Acne Vulgaris: Nutritional Considerations
Some studies suggest that acne occurs more commonly in countries following Westernized diets. However, the role of nutritional factors remains unclear. For years, dermatologists advised people to avoid chocolate, fried foods, and fatty foods, although proof of their role was lacking. Acne may not be worse in individuals with a higher intake of table sugar or chocolate.
Recent evidence suggests that diet may indeed contribute to hormone-related acne. In population studies, the following factors are associated with acne:
Western diets and acne: Indigenous populations that eat plant-based diets composed mainly (roughly 70 percent) of unprocessed or minimally processed foods high in carbohydrate and fiber, and emphasizing unsaturated, rather than saturated, fats (tubers, fruit, vegetables, peanuts, corn, and rice), are largely free of acne. In contrast, the vast majority of teenagers and 40 to 54 percent of the adult population in Western societies have some degree of facial acne.
Evidence also suggests that, as immigrants begin a typical Western diet, their previously low incidence of acne rises to the levels found in Western societies.
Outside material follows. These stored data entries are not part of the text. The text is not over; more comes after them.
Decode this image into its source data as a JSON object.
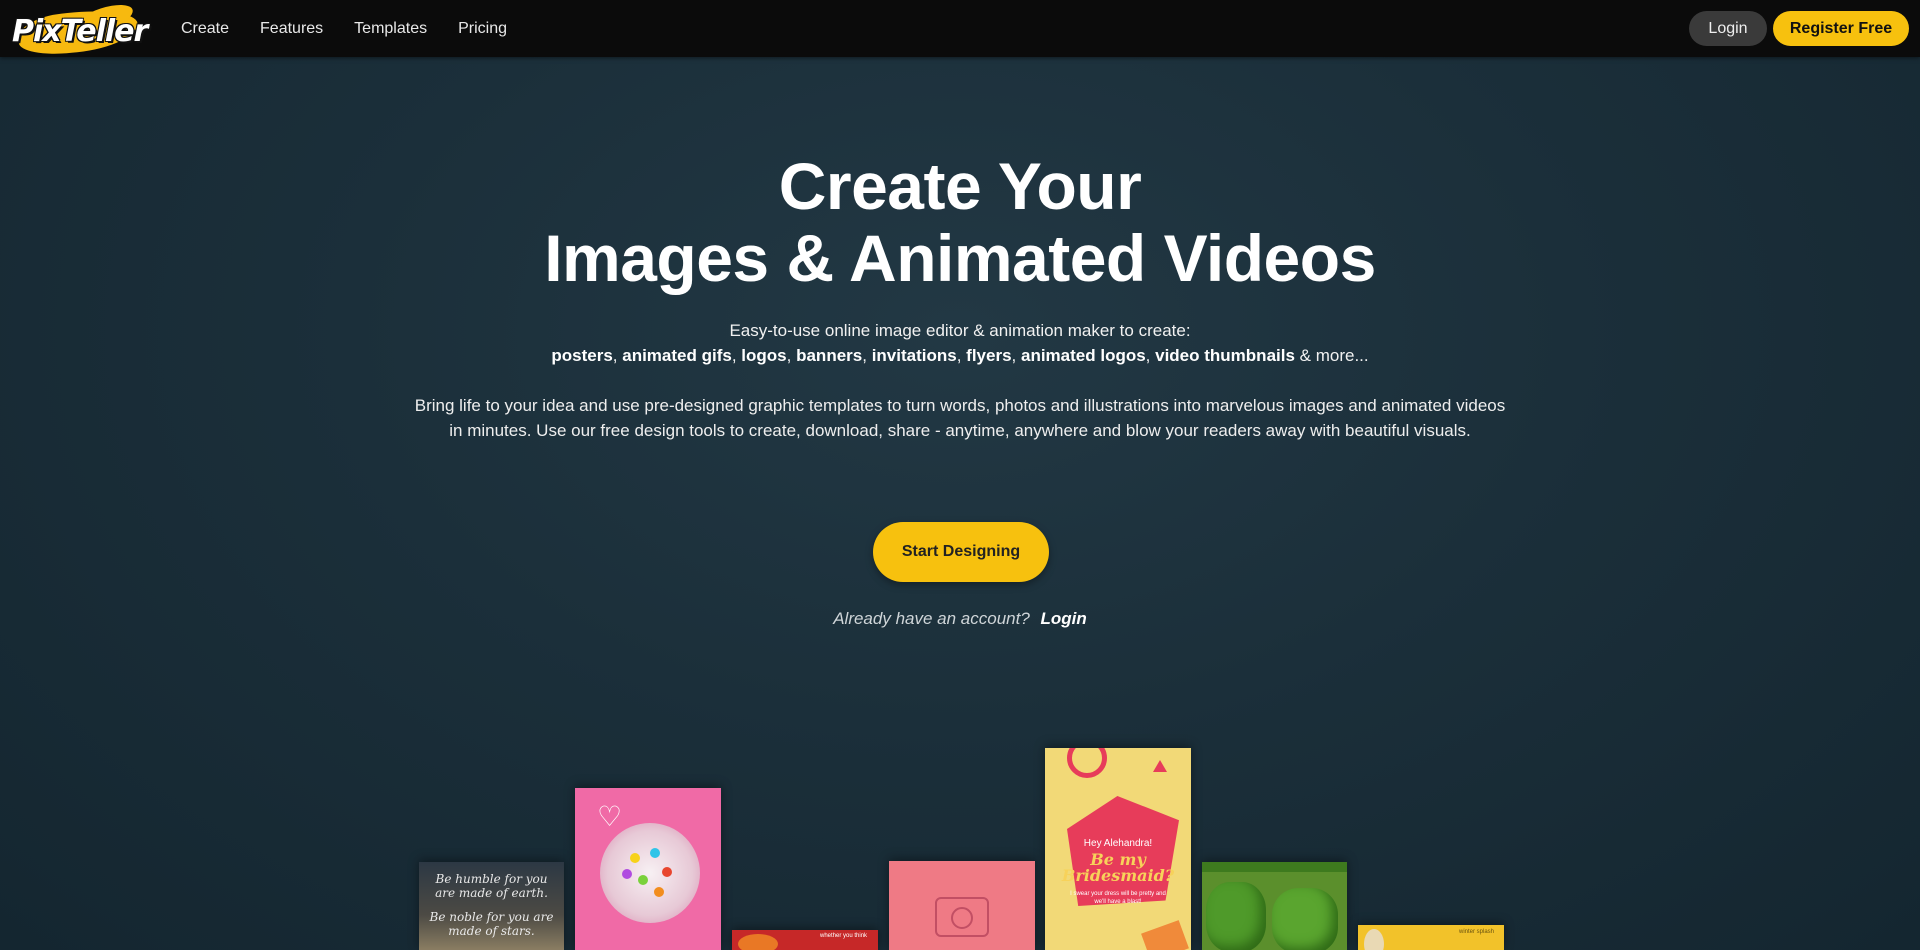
{
  "brand": {
    "logo_text": "PixTeller",
    "accent_color": "#f7c10e"
  },
  "nav": {
    "links": [
      "Create",
      "Features",
      "Templates",
      "Pricing"
    ],
    "login_label": "Login",
    "register_label": "Register Free"
  },
  "hero": {
    "title_line1": "Create Your",
    "title_line2": "Images & Animated Videos",
    "subtitle": "Easy-to-use online image editor & animation maker to create:",
    "features": [
      "posters",
      "animated gifs",
      "logos",
      "banners",
      "invitations",
      "flyers",
      "animated logos",
      "video thumbnails"
    ],
    "features_suffix": "& more...",
    "paragraph": "Bring life to your idea and use pre-designed graphic templates to turn words, photos and illustrations into marvelous images and animated videos in minutes. Use our free design tools to create, download, share - anytime, anywhere and blow your readers away with beautiful visuals.",
    "cta_label": "Start Designing",
    "account_prompt": "Already have an account?",
    "account_login": "Login"
  },
  "templates": {
    "card1_text1": "Be humble for you are made of earth.",
    "card1_text2": "Be noble for you are made of stars.",
    "card3_text": "whether you think",
    "card5_greeting": "Hey Alehandra!",
    "card5_title_line1": "Be my",
    "card5_title_line2": "Bridesmaid?",
    "card5_fine_print": "I swear your dress will be pretty and we'll have a blast!",
    "card7_text": "winter splash"
  }
}
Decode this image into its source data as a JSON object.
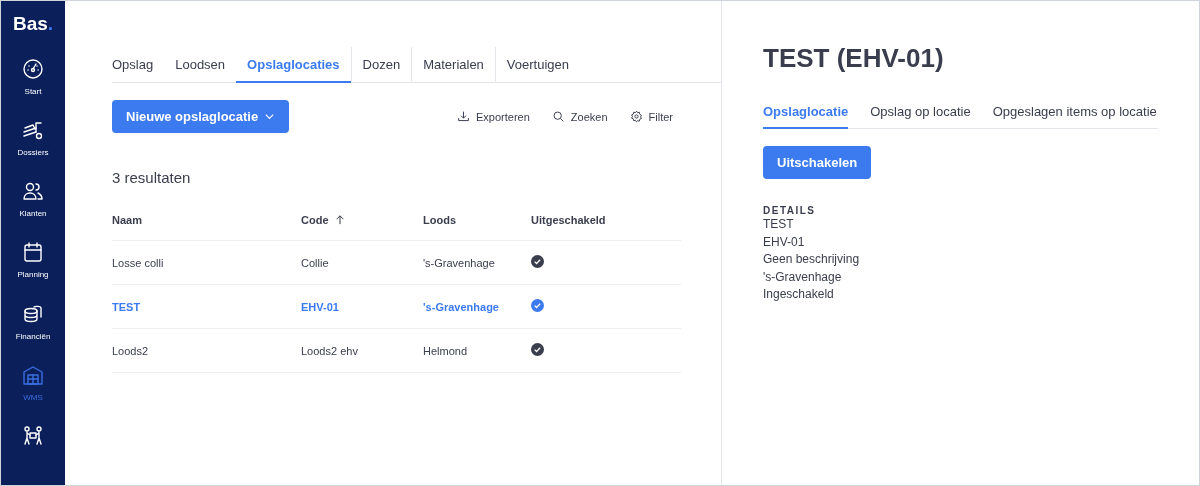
{
  "logo": {
    "text": "Bas",
    "dot": "."
  },
  "sidebar": {
    "items": [
      {
        "label": "Start",
        "selected": false
      },
      {
        "label": "Dossiers",
        "selected": false
      },
      {
        "label": "Klanten",
        "selected": false
      },
      {
        "label": "Planning",
        "selected": false
      },
      {
        "label": "Financiën",
        "selected": false
      },
      {
        "label": "WMS",
        "selected": true
      },
      {
        "selected": false
      }
    ]
  },
  "tabs": [
    {
      "label": "Opslag",
      "selected": false
    },
    {
      "label": "Loodsen",
      "selected": false
    },
    {
      "label": "Opslaglocaties",
      "selected": true
    },
    {
      "label": "Dozen",
      "selected": false
    },
    {
      "label": "Materialen",
      "selected": false
    },
    {
      "label": "Voertuigen",
      "selected": false
    }
  ],
  "toolbar": {
    "new_button": "Nieuwe opslaglocatie",
    "actions": [
      {
        "label": "Exporteren"
      },
      {
        "label": "Zoeken"
      },
      {
        "label": "Filter"
      }
    ]
  },
  "result_count": "3 resultaten",
  "table": {
    "columns": [
      {
        "label": "Naam",
        "sorted": false
      },
      {
        "label": "Code",
        "sorted": true
      },
      {
        "label": "Loods",
        "sorted": false
      },
      {
        "label": "Uitgeschakeld",
        "sorted": false
      }
    ],
    "rows": [
      {
        "name": "Losse colli",
        "code": "Collie",
        "loods": "'s-Gravenhage",
        "disabled": true,
        "selected": false
      },
      {
        "name": "TEST",
        "code": "EHV-01",
        "loods": "'s-Gravenhage",
        "disabled": true,
        "selected": true
      },
      {
        "name": "Loods2",
        "code": "Loods2 ehv",
        "loods": "Helmond",
        "disabled": true,
        "selected": false
      }
    ]
  },
  "detail": {
    "title": "TEST (EHV-01)",
    "tabs": [
      {
        "label": "Opslaglocatie",
        "selected": true
      },
      {
        "label": "Opslag op locatie",
        "selected": false
      },
      {
        "label": "Opgeslagen items op locatie",
        "selected": false
      }
    ],
    "button": "Uitschakelen",
    "section": "DETAILS",
    "lines": [
      "TEST",
      "EHV-01",
      "Geen beschrijving",
      "'s-Gravenhage",
      "Ingeschakeld"
    ]
  }
}
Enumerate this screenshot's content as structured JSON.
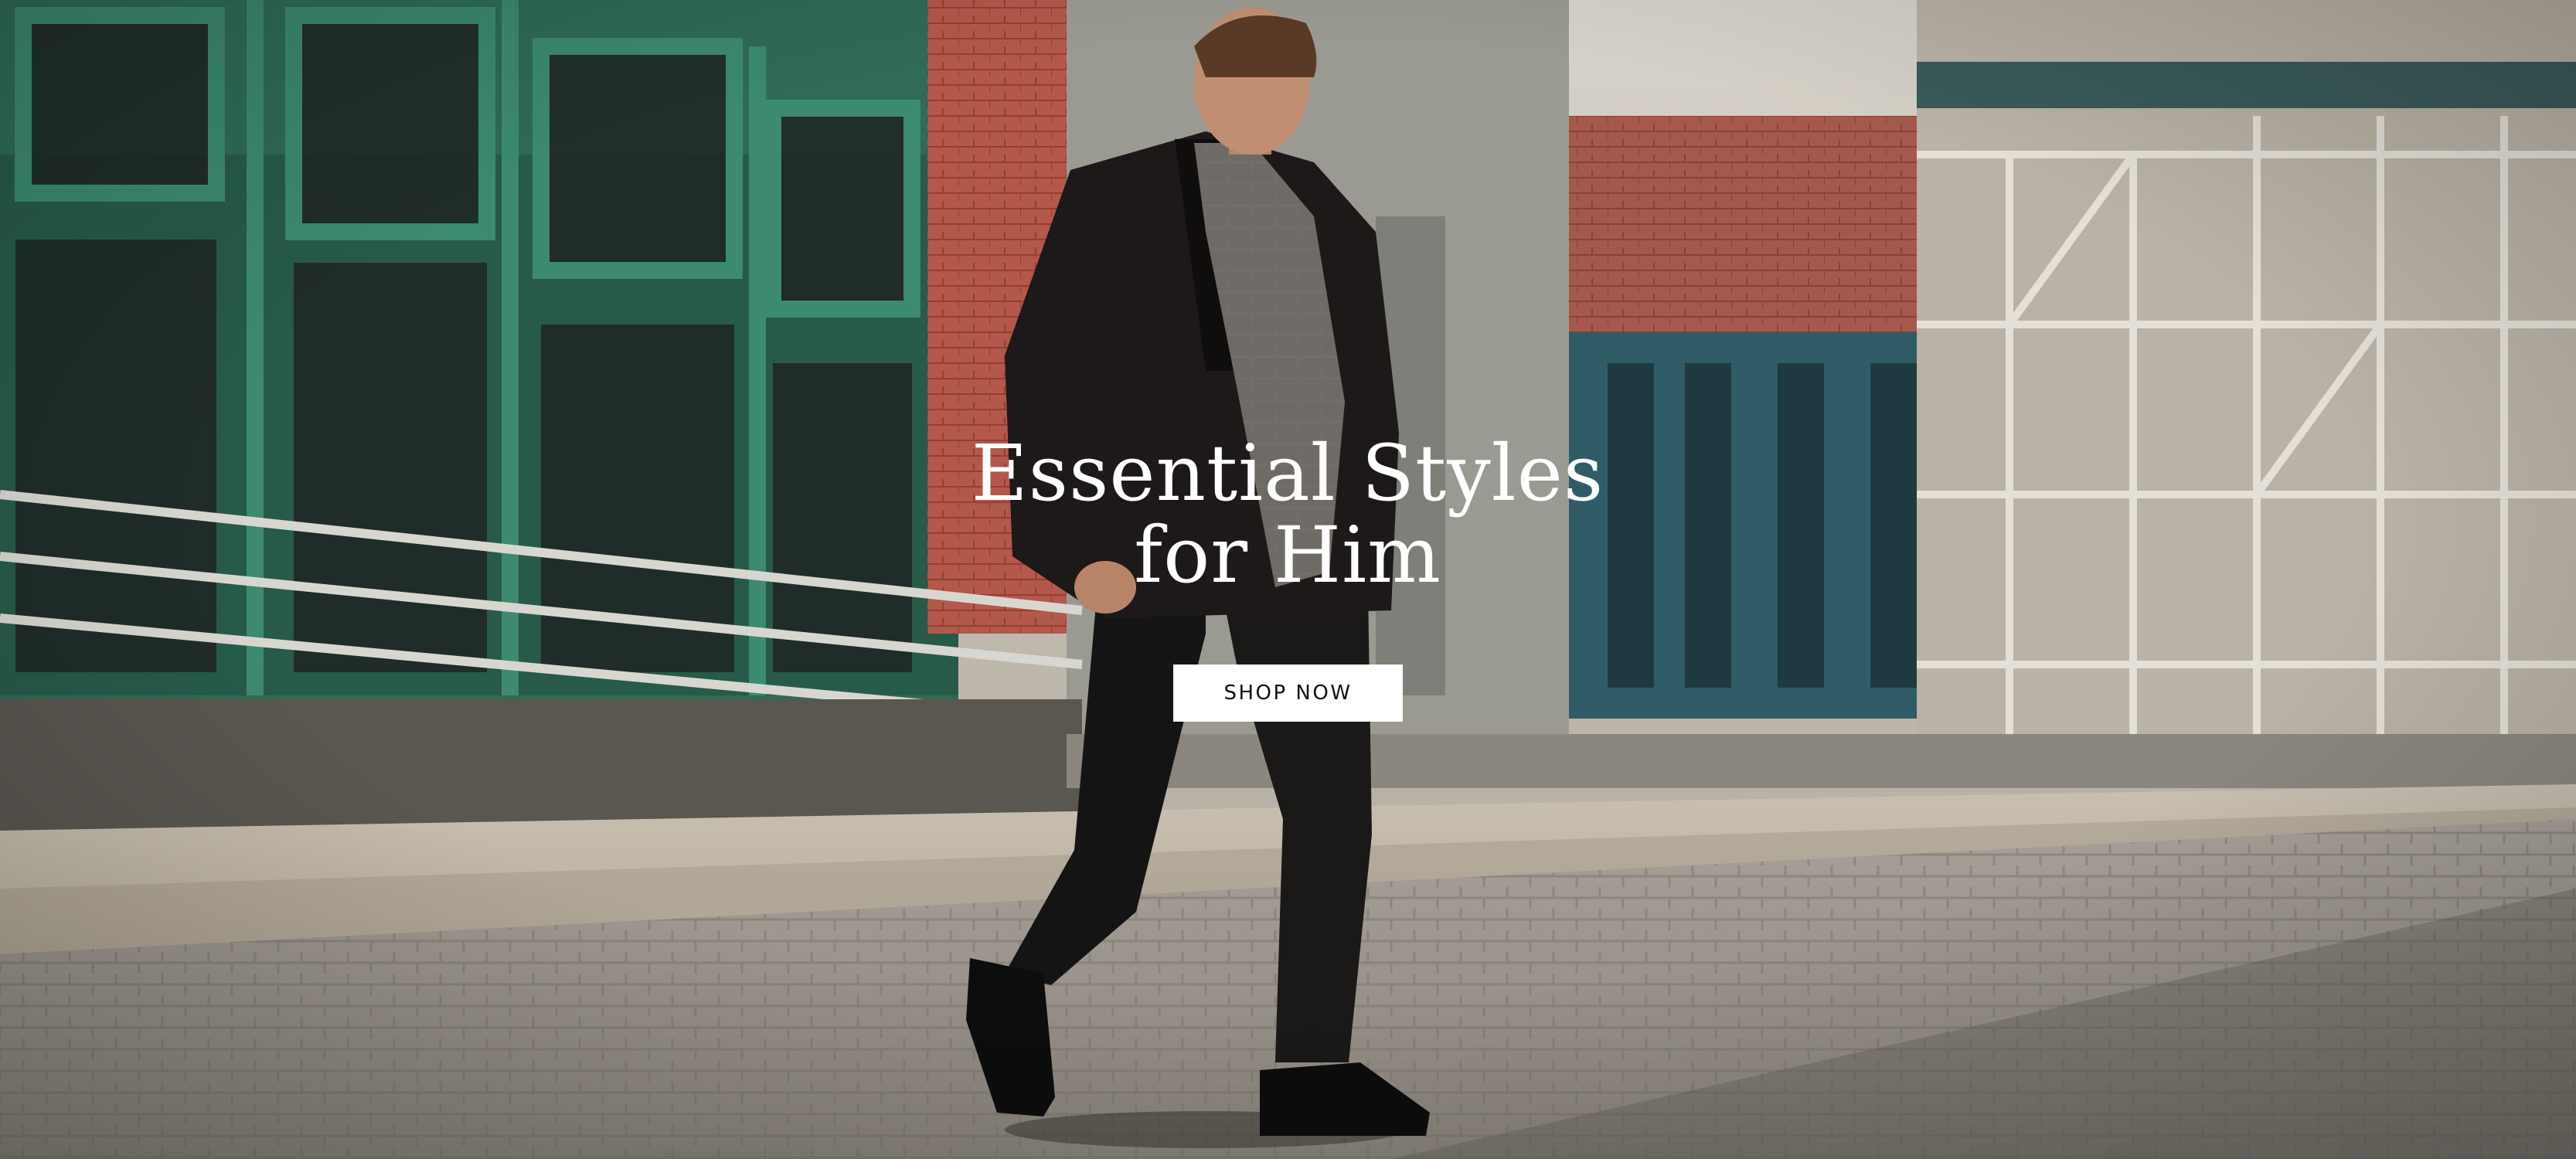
{
  "hero": {
    "title_line1": "Essential Styles",
    "title_line2": "for Him",
    "cta_label": "SHOP NOW",
    "image_alt": "Man in black leather jacket, scarf and trousers walking on a cobblestone city street",
    "colors": {
      "text": "#ffffff",
      "button_bg": "#ffffff",
      "button_text": "#111111"
    }
  }
}
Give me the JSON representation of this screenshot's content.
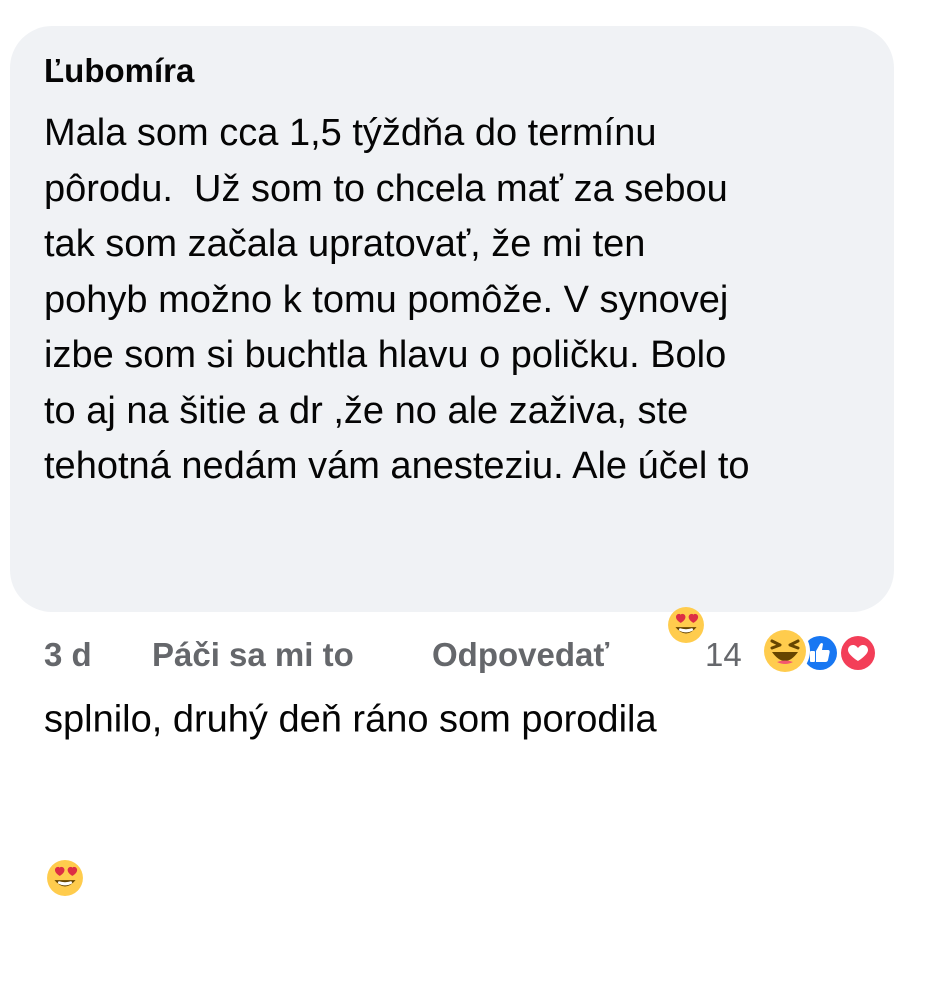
{
  "comment": {
    "author": "Ľubomíra",
    "lines": [
      "Mala som cca 1,5 týždňa do termínu",
      "pôrodu.  Už som to chcela mať za sebou",
      "tak som začala upratovať, že mi ten",
      "pohyb možno k tomu pomôže. V synovej",
      "izbe som si buchtla hlavu o poličku. Bolo",
      "to aj na šitie a dr ,že no ale zaživa, ste",
      "tehotná nedám vám anesteziu. Ale účel to",
      "splnilo, druhý deň ráno som porodila "
    ],
    "emojis": [
      "heart-eyes-emoji",
      "heart-eyes-emoji"
    ]
  },
  "footer": {
    "time": "3 d",
    "like_label": "Páči sa mi to",
    "reply_label": "Odpovedať",
    "reaction_count": "14",
    "reactions": [
      "haha-reaction-icon",
      "like-reaction-icon",
      "love-reaction-icon"
    ]
  },
  "colors": {
    "bubble_bg": "#f0f2f5",
    "text": "#050505",
    "secondary_text": "#65676b",
    "like_blue": "#1877f2",
    "love_red": "#f33e58",
    "emoji_yellow": "#ffcc4d"
  }
}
Aspects of diet under particular scrutiny are as follows:
- Dietary fat contributes to acne production, and excesses of both fat and carbohydrate contribute to increased fat secretion in human skin. In contrast, restricting calories can reduce acne production by as much as 40 percent.
Diets high in saturated fat, meat, and milk increase blood concentrations of insulin-like growth factor (IGF-I), which, in turn, stimulates the production of sex hormones that increase acne production. Plant-based diets, low-fat diets, high-fiber diets, and vegetarian diets reduce levels of IGF-I.
- Dairy products may play a role in acne. In the Nurses Health Study II, more than 47,000 women completed questionnaires based on recalling their diet during high school, and associations were estimated between various food groups and diagnosis of teenage acne. Women who reported having consumed more than two glasses of skim milk per day during their teen years (ages 13 to 18) had a 40 percent greater prevalence of teenage acne, compared with those drinking less than one glass per week.
While mechanisms that might explain the association have not been established, several possibilities have been suggested. Milk contains both hormones and hormone-like chemicals (e.g., IGF-I) that may survive processing and affect the skin glands. Apart from the hormones found in milk, hormones or growth factors may be produced in the human body in response to milk ingestion. For instance, regular milk ingestion by adults is associated with an elevation of blood IGF-I concentrations.